Tuesday 30 August 2011

Deus Ex: Human Revolution - Personal Review

The end of year rush is upon us and from now until Christmas we are guaranteed to have video games coming out of our eyeballs. At least a couple of great games will be hitting us every few weeks so our pay packets or pocket money are sure to take a hit. Either way you are going to need some spare cash over the coming months to keep up with everything going on. In September alone we have Bodycount, Fifa 12 and Gears of War 3 so we can expect to have quite an eventful few months.

The initial release schedule has been started off with the third instalment in the Deus Ex Sage – Human Revolution. The series gives players the opportunity to work through and multi-layered story however they see fit. The game centres on Sarif Industries Head of Security, Adam Jenson, who is brutally attacked at the start of the game and augmented to save his life. The game follows his quest to find out who attacked him and why.

The game itself is perfectly well balanced; if you want to be direct then pull out your Machine-Pistol and go in all guns blazing, feeling discrete then sneak passed the security. Deus Ex really does put decisions in the player’s hands. Each quest gives the gamer the chance to chart their own path through the levels depending on your gaming preference. There is no wrong way to tackle each area.

Hub cities are large and well designed to give off the cyberpunk environment that the whole game design follows. The sense of scale and environment design really gives the sense of depth and immersion that games rarely provide these days. The game brings with it an interesting mixture of issues like transhumanism, bionics, conspiracies, mega corporations and cyberpunk.

Another benefit of this open game approach is that you can write your own stories through your individual gameplay decisions. In Human Revolution you can be seen as a brutal one-man army or a game where you're simply never seen at all.

The upgrade systems work through augmentations that give Adam a benefit in the gameplay. You earn these as you gain experience in the quests; from sneaking through a tunnel to brutal takedowns, each action gives you some sort of input and none of these create a deficit in the gameplay. You can learn to jump higher, punch harder or think faster that all support the different playing styles and in game opportunities. If you can jump higher you might be able to reach that overhead ladder or if you can cloak you can access an area that will close for good should you be seen.

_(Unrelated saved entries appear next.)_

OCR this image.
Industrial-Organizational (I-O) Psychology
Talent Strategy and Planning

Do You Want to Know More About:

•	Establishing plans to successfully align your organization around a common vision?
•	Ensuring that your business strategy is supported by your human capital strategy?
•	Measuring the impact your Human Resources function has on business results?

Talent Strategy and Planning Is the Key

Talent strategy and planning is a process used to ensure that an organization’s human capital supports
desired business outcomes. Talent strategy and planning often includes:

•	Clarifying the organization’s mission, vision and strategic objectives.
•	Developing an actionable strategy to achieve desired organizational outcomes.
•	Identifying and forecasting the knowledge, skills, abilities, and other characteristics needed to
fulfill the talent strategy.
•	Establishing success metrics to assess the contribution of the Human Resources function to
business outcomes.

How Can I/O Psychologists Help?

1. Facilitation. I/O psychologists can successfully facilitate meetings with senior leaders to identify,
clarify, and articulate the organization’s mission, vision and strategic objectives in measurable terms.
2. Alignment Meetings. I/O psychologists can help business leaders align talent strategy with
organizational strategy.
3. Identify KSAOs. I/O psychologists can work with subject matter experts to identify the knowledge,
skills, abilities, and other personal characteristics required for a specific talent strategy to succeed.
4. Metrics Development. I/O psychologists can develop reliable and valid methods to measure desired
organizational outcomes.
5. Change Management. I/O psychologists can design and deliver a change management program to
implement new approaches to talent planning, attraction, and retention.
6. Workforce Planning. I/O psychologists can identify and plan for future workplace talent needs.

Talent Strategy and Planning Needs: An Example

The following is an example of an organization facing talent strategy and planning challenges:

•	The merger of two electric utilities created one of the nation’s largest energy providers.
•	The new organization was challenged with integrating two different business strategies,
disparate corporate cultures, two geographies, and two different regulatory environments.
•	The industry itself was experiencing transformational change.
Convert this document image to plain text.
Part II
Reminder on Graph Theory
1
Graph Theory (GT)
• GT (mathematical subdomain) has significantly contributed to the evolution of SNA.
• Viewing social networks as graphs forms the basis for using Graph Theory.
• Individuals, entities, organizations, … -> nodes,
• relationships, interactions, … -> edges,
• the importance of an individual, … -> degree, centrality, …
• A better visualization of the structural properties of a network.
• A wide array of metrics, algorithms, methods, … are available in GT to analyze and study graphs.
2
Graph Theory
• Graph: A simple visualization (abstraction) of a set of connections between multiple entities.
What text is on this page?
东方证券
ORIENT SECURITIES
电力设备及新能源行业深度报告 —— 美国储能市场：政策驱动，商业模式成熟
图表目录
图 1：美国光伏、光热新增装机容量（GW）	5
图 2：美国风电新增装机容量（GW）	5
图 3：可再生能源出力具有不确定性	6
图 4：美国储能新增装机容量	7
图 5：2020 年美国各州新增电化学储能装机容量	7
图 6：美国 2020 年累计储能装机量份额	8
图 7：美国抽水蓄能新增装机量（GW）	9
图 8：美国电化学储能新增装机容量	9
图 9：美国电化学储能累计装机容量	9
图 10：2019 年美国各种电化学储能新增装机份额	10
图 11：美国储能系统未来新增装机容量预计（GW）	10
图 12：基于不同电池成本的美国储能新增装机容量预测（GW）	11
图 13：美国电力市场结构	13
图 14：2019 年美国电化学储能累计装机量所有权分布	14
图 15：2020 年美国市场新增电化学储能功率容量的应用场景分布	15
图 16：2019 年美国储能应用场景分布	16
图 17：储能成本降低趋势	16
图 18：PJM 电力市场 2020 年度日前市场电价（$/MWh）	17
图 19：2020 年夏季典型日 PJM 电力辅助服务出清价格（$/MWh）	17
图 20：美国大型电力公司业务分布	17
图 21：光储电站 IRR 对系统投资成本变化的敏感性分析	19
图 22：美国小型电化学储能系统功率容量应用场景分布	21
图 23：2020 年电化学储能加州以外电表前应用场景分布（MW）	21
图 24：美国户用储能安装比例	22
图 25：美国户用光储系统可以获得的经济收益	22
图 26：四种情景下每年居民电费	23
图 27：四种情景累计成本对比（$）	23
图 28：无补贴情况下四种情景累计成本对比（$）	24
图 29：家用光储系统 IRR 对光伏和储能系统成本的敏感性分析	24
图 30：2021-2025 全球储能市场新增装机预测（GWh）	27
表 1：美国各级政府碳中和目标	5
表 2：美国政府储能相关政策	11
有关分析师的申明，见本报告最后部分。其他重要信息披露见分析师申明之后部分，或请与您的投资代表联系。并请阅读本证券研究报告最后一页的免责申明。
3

The only downfalls I really experienced where the sometimes lacking AI and the NPC animations. These can become especially bothersome during conversations where the characters movements do not match up to the conversations being had – if someone seems angry in the conversation their body remains stale as they gently rock from side to side. The only other issue is the long load times that give Mass Effect 2 and Bioshock a run for their money. Installing this on the 360 Hard-drive though for 6.8GB stops this from ever becoming an issue. The frame rate can suffer too in areas of high action but I found this to be fairly irregular during my stealthy playthrough.

All the gameplay elements of Human Revolution have their own ways of helping the player and make this a perfect start to the release calendar. It isn't a perfect game, but the bottom line is that it offers so much gameplay, a wealth of beautifully realised features and so many possibilities that the less successful game elements don't put a deficit on the overall experience.